A quarterly financial report that publicly traded companies must file, showing revenue, profit, and guidance. The single biggest catalyst for stock price moves.

What is an Earnings Report?

An earnings report is a quarterly disclosure that every publicly traded company must file, showing how much money the company made (or lost) over the past three months. Earnings reports are the single biggest source of stock price volatility. A stock can gap 10-20% overnight based on whether the numbers beat or miss expectations.

What is in the report

  • Revenue (top line): total money the company brought in from sales
  • Earnings per share (EPS): net profit divided by the number of shares outstanding. This is the number that gets the most attention
  • Guidance: the company's forecast for future quarters. Guidance often matters more than the current quarter's numbers
  • Margins: profit margins show how efficiently the company converts revenue to profit

Beat, miss, and the reaction

  • Beat: actual EPS and revenue come in above analyst estimates. Usually bullish, but the stock can still drop if guidance is weak
  • Miss: numbers come in below estimates. Usually bearish, but the stock can still rally if guidance is strong
  • In-line: numbers match expectations. The reaction depends on guidance and the earnings call tone
  • Sell the news: sometimes a stock runs up into earnings and drops after reporting, even on a beat.
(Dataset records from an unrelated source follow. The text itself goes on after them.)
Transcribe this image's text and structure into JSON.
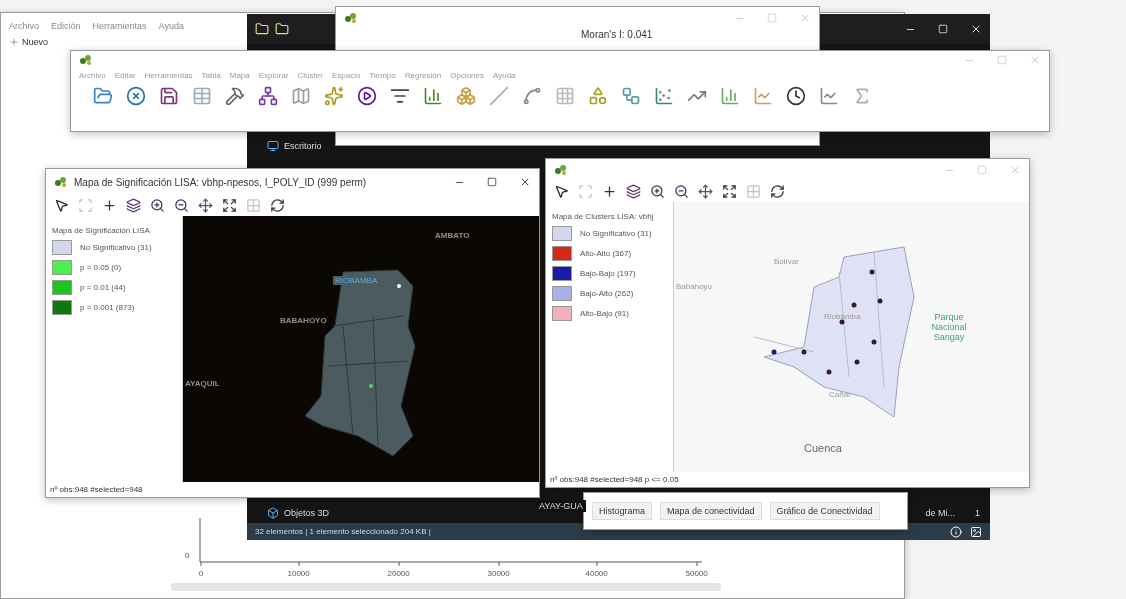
{
  "main_window": {
    "menu": [
      "Archivo",
      "Edición",
      "Herramientas",
      "Ayuda"
    ],
    "new_button": "Nuevo",
    "plot": {
      "y_tick": "0",
      "x_ticks": [
        "0",
        "10000",
        "20000",
        "30000",
        "40000",
        "50000"
      ]
    }
  },
  "explorer": {
    "items": [
      {
        "label": "Escritorio"
      },
      {
        "label": "Objetos 3D"
      }
    ],
    "status": "32 elementos  |  1 elemento seleccionado  204 KB  |",
    "column_text": "AYAY-GUA",
    "right_cell": "de Mi...",
    "count": "1"
  },
  "moran_window": {
    "statistic": "Moran's I: 0.041"
  },
  "geoda_window": {
    "menu": [
      "Archivo",
      "Editar",
      "Herramientas",
      "Tabla",
      "Mapa",
      "Explorar",
      "Clúster",
      "Espacio",
      "Tiempo",
      "Regresión",
      "Opciones",
      "Ayuda"
    ]
  },
  "significance_map": {
    "title": "Mapa de Significación LISA: vbhp-npesos, I_POLY_ID (999 perm)",
    "legend_title": "Mapa de Significación LISA",
    "legend": [
      {
        "label": "No Significativo (31)",
        "color": "#d4d6ee"
      },
      {
        "label": "p = 0.05 (0)",
        "color": "#4cf04c"
      },
      {
        "label": "p = 0.01 (44)",
        "color": "#1ec41e"
      },
      {
        "label": "p = 0.001 (873)",
        "color": "#0e7a0e"
      }
    ],
    "places": [
      {
        "name": "AMBATO",
        "kind": "city"
      },
      {
        "name": "BABAHOYO",
        "kind": "city"
      },
      {
        "name": "RIOBAMBA",
        "kind": "capital"
      },
      {
        "name": "AYAQUIL",
        "kind": "city"
      }
    ],
    "status": "nº obs:948 #selected=948"
  },
  "cluster_map": {
    "legend_title": "Mapa de Clusters LISA: vbhj",
    "legend": [
      {
        "label": "No Significativo (31)",
        "color": "#d4d6ee"
      },
      {
        "label": "Alto-Alto (367)",
        "color": "#d42a1a"
      },
      {
        "label": "Bajo-Bajo (197)",
        "color": "#1a1aa8"
      },
      {
        "label": "Bajo-Alto (262)",
        "color": "#a8b0e8"
      },
      {
        "label": "Alto-Bajo (91)",
        "color": "#f0b0bc"
      }
    ],
    "places": [
      {
        "name": "Bolívar",
        "kind": "town"
      },
      {
        "name": "Babahoyo",
        "kind": "town"
      },
      {
        "name": "Riobamba",
        "kind": "town"
      },
      {
        "name": "Parque Nacional Sangay",
        "kind": "park"
      },
      {
        "name": "Cañar",
        "kind": "town"
      },
      {
        "name": "Cuenca",
        "kind": "city"
      }
    ],
    "status": "nº obs:948 #selected=948   p <= 0.05"
  },
  "popup": {
    "buttons": [
      "Histograma",
      "Mapa de conectividad",
      "Gráfico de Conectividad"
    ]
  }
}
The move was already priced in

Trading around earnings

  • Holding through earnings is a gamble: the gap can go either way regardless of how good the setup looks. Many traders close positions before the report
  • Post-earnings gap trades: some traders only trade the reaction after the report is public, avoiding the overnight risk
  • Earnings season: reports cluster in January, April, July, and October. During these weeks, expect higher volatility across the market
A company can beat on earnings and revenue and still drop 15% because their guidance for next quarter disappointed. Always pay attention to the forward-looking statements, not just the backward-looking numbers.